Brussels, 20 December 2006

State aid: Commission endorses €76 million aid to Conergy for production plant of solar energy modules in Frankfurt (Oder), Germany

The European Commission has authorised, under EC Treaty state aid rules, €76 million of aid which the German Government intends to grant to Conergy over three years for the creation of a new production plant for solar energy modules in Frankfurt (Oder), Brandenburg. The Commission considered the aid to be compatible with the rules on regional state aid to large investment projects.

Competition Commissioner Neelie Kroes said: “I am pleased to approve aid for this important investment in the renewable energy sector in Europe. The project will contribute to regional development and job creation in Eastern Germany without unduly distorting competition.”

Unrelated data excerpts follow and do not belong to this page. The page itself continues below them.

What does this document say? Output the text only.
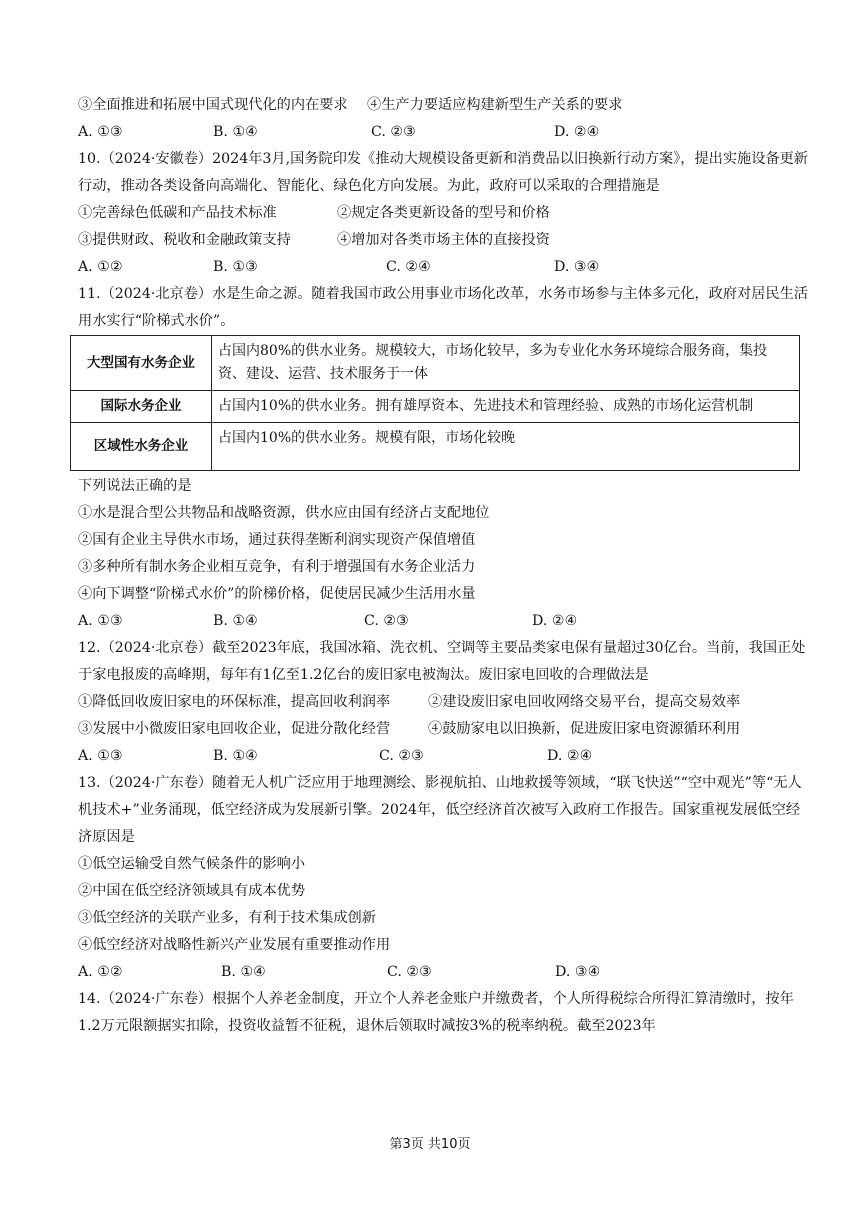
③全面推进和拓展中国式现代化的内在要求	④生产力要适应构建新型生产关系的要求
A. ①③	B. ①④	C. ②③	D. ②④
10.（2024·安徽卷）2024年3月,国务院印发《推动大规模设备更新和消费品以旧换新行动方案》，提出实施设备更新行动，推动各类设备向高端化、智能化、绿色化方向发展。为此，政府可以采取的合理措施是
①完善绿色低碳和产品技术标准	②规定各类更新设备的型号和价格
③提供财政、税收和金融政策支持	④增加对各类市场主体的直接投资
A. ①②	B. ①③	C. ②④	D. ③④
11.（2024·北京卷）水是生命之源。随着我国市政公用事业市场化改革，水务市场参与主体多元化，政府对居民生活用水实行“阶梯式水价”。
大型国有水务企业	占国内80%的供水业务。规模较大，市场化较早，多为专业化水务环境综合服务商，集投资、建设、运营、技术服务于一体
国际水务企业	占国内10%的供水业务。拥有雄厚资本、先进技术和管理经验、成熟的市场化运营机制
区域性水务企业	占国内10%的供水业务。规模有限，市场化较晚
下列说法正确的是
①水是混合型公共物品和战略资源，供水应由国有经济占支配地位
②国有企业主导供水市场，通过获得垄断利润实现资产保值增值
③多种所有制水务企业相互竞争，有利于增强国有水务企业活力
④向下调整“阶梯式水价”的阶梯价格，促使居民减少生活用水量
A. ①③	B. ①④	C. ②③	D. ②④
12.（2024·北京卷）截至2023年底，我国冰箱、洗衣机、空调等主要品类家电保有量超过30亿台。当前，我国正处于家电报废的高峰期，每年有1亿至1.2亿台的废旧家电被淘汰。废旧家电回收的合理做法是
①降低回收废旧家电的环保标准，提高回收利润率	②建设废旧家电回收网络交易平台，提高交易效率
③发展中小微废旧家电回收企业，促进分散化经营	④鼓励家电以旧换新，促进废旧家电资源循环利用
A. ①③	B. ①④	C. ②③	D. ②④
13.（2024·广东卷）随着无人机广泛应用于地理测绘、影视航拍、山地救援等领域，“联飞快送”“空中观光”等“无人机技术+”业务涌现，低空经济成为发展新引擎。2024年，低空经济首次被写入政府工作报告。国家重视发展低空经济原因是
①低空运输受自然气候条件的影响小
②中国在低空经济领域具有成本优势
③低空经济的关联产业多，有利于技术集成创新
④低空经济对战略性新兴产业发展有重要推动作用
A. ①②	B. ①④	C. ②③	D. ③④
14.（2024·广东卷）根据个人养老金制度，开立个人养老金账户并缴费者，个人所得税综合所得汇算清缴时，按年1.2万元限额据实扣除，投资收益暂不征税，退休后领取时减按3%的税率纳税。截至2023年
第3页 共10页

The project, which will be spread over three years (2006-2008), is aimed at producing solar energy modules which make it possible, as the main part of an integrated solar energy system, to convert sunlight into electricity. The project is expected to create around 1000 new jobs in Frankfurt (Oder) which is a disadvantaged area eligible for regional aid and has an unemployment rate of 20.1%.

The aid would partly be paid in the form of a grant under a scheme for the "Improvement of the regional economic structure" (Gemeinschaftsaufgabe). The rest of the aid would take the form of a tax reduction under the "Law on investment premiums 2005 and 2007" (Investitionszulage 2005 and 2007). Both schemes have been previously approved by the Commission. However, the aid for Conergy had to be notified to the Commission for individual clearance as it concerns a large investment project.

On the basis of Article 87(3) of the EC Treaty, state aid granted to promote the economic development of certain disadvantaged areas within the European Union may be considered compatible with the Single Market.

The Commission’s assessment of regional aid to large investment projects rests on the market power of the beneficiary before and after the investment and on the production capacity created by the investment on the European market. The Commission took into account the fact that at group level the aid beneficiary has no market shares above 25% on any of the possible relevant product and geographical markets concerned, either before or after the investment. Moreover, the Commission verified that the average annual growth rate of the apparent consumption of the products concerned by the project over the last five years is above the average annual growth rate of the European Economic Areas' GDP.